I Ducati d’oro hanno ereditato il loro design e aspetto dalle monete d’oro medievali d’Europa, in quanto sono piuttosto sottili rispetto alle moderne monete d’oro, ma di grandi dimensioni. Contengono il 98,6% di oro puro, in lega con argento. Sul dritto troviamo un ritratto dell’imperatore d’Austria, l’ultimo dei quali è Francesco Giuseppe I. Ci sono versioni con un ritratto più giovane, ma la versione adulta è sulle ultime monete, compresa l’emissione del 1915. L’imperatore è ritratto rivolto a destra, con i baffi spessi e con una corona d’alloro sul capo. Sono incise le parole FRANC IOS I D I D G AUSTRIAE IMPERATOR. Sul rovescio vediamo le braccia dell’Austria sovrapposte su un’aquila imperiale a due teste coronata. Lo stemma dell’Austria-Ungheria era il simbolo del paese durante la sua esistenza dal 1867 al 1918, quando l’impero crollò in seguito alla sconfitta della Prima Guerra Mondiale. L’aquila bicipite o aquila imperiale era originariamente un simbolo del Sacro Romano Impero. Sopra l’aquila si trova la corona imperiale indossata dal Sacro Romano Imperatore di Casa d’Asburgo, diventando la corona d’Austria dopo la dissoluzione del Sacro Romano Impero. L’aquila imperiale tiene in cima alle sue teste la Regalia imperiale o i gioielli della corona, la spada imperiale, che veniva usata durante le incoronazioni, e la sfera imperiale, simbolo del diritto divino. L’aquila bicipite è un simbolo comune in araldica, più comunemente associato con l’Impero Bizantino, il Sacro Romano Impero, l’Impero Russo e i loro stati successori. In araldica bizantina, le teste rappresentano l’imperatore che ha autorità sia su questioni laiche e religiose, e di fronte a Oriente e Occidente per amico del nemico. Inscritto troviamo le parole HUNGAR BOHEM GAL LOD ILL REX A A A, insieme all’anno di emissione.

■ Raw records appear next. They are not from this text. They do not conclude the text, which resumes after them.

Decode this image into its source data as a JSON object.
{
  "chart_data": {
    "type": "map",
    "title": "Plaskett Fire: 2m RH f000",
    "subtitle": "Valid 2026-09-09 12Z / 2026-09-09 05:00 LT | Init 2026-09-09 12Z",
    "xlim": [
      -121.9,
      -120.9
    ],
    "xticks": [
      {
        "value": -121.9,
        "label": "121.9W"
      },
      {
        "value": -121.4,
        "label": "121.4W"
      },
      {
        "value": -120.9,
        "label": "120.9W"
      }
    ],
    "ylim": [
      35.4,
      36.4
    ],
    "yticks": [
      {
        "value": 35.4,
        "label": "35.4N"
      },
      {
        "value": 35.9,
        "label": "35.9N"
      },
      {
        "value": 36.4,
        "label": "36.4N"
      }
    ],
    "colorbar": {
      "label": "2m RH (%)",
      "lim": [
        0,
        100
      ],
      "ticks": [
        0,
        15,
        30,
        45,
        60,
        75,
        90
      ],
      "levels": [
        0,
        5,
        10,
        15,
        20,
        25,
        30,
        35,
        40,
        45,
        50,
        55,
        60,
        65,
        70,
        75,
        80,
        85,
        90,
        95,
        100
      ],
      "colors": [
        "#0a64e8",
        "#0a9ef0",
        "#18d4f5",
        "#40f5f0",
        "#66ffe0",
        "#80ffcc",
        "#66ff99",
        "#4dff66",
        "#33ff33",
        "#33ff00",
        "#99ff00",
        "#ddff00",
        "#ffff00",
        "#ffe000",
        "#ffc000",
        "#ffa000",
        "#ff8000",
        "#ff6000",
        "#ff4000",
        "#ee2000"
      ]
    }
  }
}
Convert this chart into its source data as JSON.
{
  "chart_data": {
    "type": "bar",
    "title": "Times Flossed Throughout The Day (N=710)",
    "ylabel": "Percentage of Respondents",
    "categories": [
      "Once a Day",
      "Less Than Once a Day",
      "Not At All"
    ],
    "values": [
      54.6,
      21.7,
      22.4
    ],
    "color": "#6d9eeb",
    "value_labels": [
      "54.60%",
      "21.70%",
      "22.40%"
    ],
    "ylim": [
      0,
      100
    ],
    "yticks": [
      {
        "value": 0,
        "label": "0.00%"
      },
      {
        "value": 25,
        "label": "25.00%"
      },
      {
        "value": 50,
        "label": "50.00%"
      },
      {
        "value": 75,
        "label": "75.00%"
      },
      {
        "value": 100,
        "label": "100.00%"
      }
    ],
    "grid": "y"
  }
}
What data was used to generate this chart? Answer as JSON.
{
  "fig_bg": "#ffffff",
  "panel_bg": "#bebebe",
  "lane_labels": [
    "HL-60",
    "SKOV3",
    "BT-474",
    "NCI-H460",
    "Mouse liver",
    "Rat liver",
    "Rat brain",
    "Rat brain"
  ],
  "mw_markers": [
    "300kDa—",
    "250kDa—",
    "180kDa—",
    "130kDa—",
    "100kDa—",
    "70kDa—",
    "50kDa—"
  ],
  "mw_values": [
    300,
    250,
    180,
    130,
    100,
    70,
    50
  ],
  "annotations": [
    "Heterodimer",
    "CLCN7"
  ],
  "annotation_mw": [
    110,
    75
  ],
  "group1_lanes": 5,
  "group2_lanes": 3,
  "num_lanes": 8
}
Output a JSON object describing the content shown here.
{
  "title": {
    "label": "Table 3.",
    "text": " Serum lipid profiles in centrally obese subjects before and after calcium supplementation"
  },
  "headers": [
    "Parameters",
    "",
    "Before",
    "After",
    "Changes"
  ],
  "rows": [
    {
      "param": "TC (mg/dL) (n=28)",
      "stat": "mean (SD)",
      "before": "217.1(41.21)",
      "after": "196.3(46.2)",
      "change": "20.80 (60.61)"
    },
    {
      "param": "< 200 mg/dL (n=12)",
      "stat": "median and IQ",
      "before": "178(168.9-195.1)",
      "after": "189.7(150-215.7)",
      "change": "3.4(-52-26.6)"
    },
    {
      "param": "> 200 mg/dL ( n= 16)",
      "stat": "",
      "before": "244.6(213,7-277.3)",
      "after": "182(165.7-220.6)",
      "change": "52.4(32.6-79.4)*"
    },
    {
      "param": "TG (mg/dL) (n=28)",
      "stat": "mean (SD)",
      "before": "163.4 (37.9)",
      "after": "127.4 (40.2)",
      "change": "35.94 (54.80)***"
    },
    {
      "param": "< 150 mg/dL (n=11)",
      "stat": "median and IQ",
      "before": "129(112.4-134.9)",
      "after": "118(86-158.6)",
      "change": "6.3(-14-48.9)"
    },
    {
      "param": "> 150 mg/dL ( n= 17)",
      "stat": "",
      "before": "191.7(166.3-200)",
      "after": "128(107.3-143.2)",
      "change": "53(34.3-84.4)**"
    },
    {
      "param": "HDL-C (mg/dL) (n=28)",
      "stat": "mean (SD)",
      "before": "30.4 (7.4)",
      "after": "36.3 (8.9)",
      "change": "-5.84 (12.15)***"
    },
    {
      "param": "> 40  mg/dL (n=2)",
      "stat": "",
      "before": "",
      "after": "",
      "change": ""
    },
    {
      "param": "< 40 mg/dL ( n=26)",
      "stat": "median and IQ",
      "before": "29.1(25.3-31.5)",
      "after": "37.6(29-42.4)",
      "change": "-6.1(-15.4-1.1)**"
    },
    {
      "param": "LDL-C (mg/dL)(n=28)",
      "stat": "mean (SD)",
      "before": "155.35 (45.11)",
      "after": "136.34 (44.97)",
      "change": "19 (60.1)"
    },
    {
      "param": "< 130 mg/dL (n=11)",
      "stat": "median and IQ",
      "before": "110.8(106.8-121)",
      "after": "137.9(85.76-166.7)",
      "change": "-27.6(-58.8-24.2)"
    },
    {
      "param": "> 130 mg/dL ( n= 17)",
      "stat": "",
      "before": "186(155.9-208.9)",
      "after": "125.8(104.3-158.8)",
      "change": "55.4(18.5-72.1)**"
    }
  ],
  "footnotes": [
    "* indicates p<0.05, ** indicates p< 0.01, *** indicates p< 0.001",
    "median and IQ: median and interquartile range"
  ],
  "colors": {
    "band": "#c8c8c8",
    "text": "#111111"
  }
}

La zecca austriaca produce valute e coni innovativi da oltre 800 anni, il che la rende una delle più antiche istituzioni di conio in continua produzione al mondo. Si occupa sia del disegno che della coniazione delle monete che produce. Quando, nel 1194, Riccardo Cuor di Leone pagò in riscatto 12 tonnellate d’argento al duca Leopoldo V d’Austria, non solo si assicurò la libertà da un anno di prigionia, ma pose involontariamente le fondamenta della zecca austriaca. Le bellissime monete Ducato d’oro, coniate nel cuore di Vienna, sono molto ricercate da investitori e collezionisti di tutto il mondo, ma anche da coloro che cercano semplicemente un bel regalo adatto ad una persona cara.